Пока слушала Генри, руки вновь похолодели, и в груди начал гудеть набатом страх.

— Сэр Генрих, а вы знаете, что Трис-су мы нашли без памяти на болоте? — вякнул Фалькон.

Сердце ушло в пятки. Ублюдок толстый!

— Вот как? — Генри поглядел на меня, отложив вилку. — Очень интересно. Что вы делали на болоте?

— Я не знаю, — пробормотала я. — Ничего не помню.

— Мы думаем, Трис-са стала жертвой служителя Салаира.

Замолчи, Фалькон! Замолчи!

— Это не исключено, — проговорил Генри, вновь взявшись за приборы.

— Разве вам можно с… грязной девицей? — не унимался захмелевший Фалькон.

19

Сердце подскочило к горлу.

— Узнали?

Коленки задрожали, словно готовясь к побегу, ладошки вспотели.

— В дверях библиотеки. Ты так испугалась тогда. И сейчас дрожишь, — Генри взял меня за руку и мягко погладил пальцы. — Тебя заставили прийти сюда насильно? Если так — можешь уйти прямо сейчас. Я дам тебе твои деньги.

Паладин сдвинул брови и очень серьёзно поглядел на меня.

— Я сама пришла, — я сжала в ответ руку Генри.

Взгляд паладина потеплел.

— Значит, я плохо старался, чтобы завоевать симпатию? Ты ни разу не улыбнулась. Не расслабилась ни на минуту. Тебе не нравятся высокие массивные рыцари?

Неправда, один раз я всё же улыбнулась, пока ты не смотрел.

Сердце снова подпрыгнуло в груди. Генри стоял очень близко и глядел на меня сверху вниз, не выпуская руки. Аромат вербены так сильно дурманил разум, что ноги стали слабыми и лицо налилось краской.

Ты мне так сильно нравишься, Генри! Но вот понравится ли тебе, когда ты узнаешь, кто расколол твоё хранилище?

Нужно собраться! Улыбнуться! Ну же, не будь глупышкой с соломенной головой, Трис!

— Мне нравятся рыцари, — пробормотала я.

— Тогда, может, присядем? — Генри кивнул на диван, стоявший напротив камина. — Я налью нам ещё вина.

Гостевой дом целиком был во власти Генриха и его рыцарей. Своих людей он послал в эту ночь на задание, чтобы я не чувствовала лишнего смущения. Не знаю, как я это поняла. Просто ощутила по прикосновениям тёплых сильных пальцев, бережно ласкающих мою кисть.

Слуги убрали со стола, приглушили свет и удалились. В доме не осталось никого лишнего. Мы сидели на диване перед камином, и отсветы огня играли на наших лицах. Я чувствовала крепкое бедро Генри рядом со своим. Близость горячего, сильного мужского тела заставляла трепетать. Невидимые струны в душе натянулись. Тронь — и зазвенят.

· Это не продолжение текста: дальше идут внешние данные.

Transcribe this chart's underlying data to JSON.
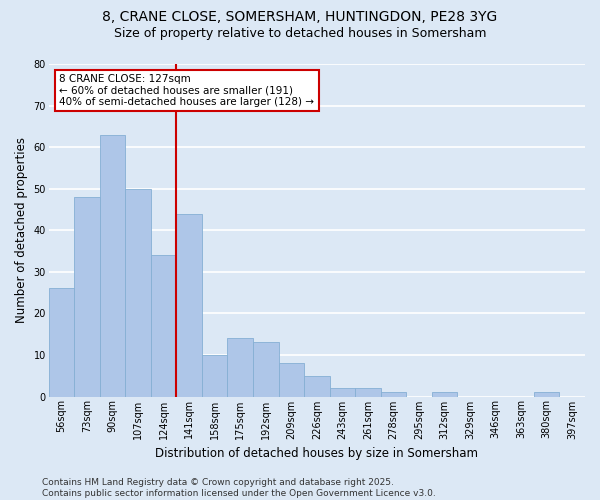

— Ты совершенно шикарна в этом платье. Истинная леди… — Генри невесомым движением поправил локон, выпавший из причёски.

Тёплое дыхание паладина упало на шею. Волна изливающейся маны прокатилась жаром по коже. Обжигающе-приятно. Сладко. Ещё немного, и я сама потянусь к его губам…

— Да? Спасибо… — сглотнула я. — И вы совершенно другой без… доспеха…

Что я снова такое ляпнула?! Пресветлая, нельзя женщине себя вести столь развратно! Что он обо мне теперь подумает?

— Можно на ты. Зови меня Генри: ведь нам предстоит близость… — голос паладина сделался ниже. Дыхание опалило кожу. Генри почти коснулся моего уха.

— Хорошо. Генри. Я сделаю, что вы.. то есть ты… скажешь. Не знаю, получится ли у меня…

Я решительно выпрямила спину, смяв пальцами подол на коленях. Ладони вновь сделались потными и холодными.

Что же я так дрожу? Я что, мужчину никогда не видела?! И зачем я так прямо высказалась?! Теперь он точно подумает, что я порочная.

Генри прислонился к спинке дивана и достал из коробочки на столике трубку. У меня появилось больше места, но я этому почему-то не обрадовалась.

— Я сам не очень знаю, как это работает, — сказал он, сдавливая мундштук трубки в руках. — Я паладин, боевой маг, специализируюсь на войне с нечистью. Более умные маги, те, которые сидят в башнях, совершенствуют свою магию, пишут трактаты и… Арнос знает, чем они там ещё занимаются… Они советуют этот способ…

Я пригубила вино и осмелилась поднять взгляд на Генри столь живо заговорившего о магах. Он сидел в расслабленной позе и поглаживал трубку сильными пальцами, но не спешил раскуривать. Его волосы взмокли, кожа мерцала в свете огня от испарины. На виске туго билась голубая жилка.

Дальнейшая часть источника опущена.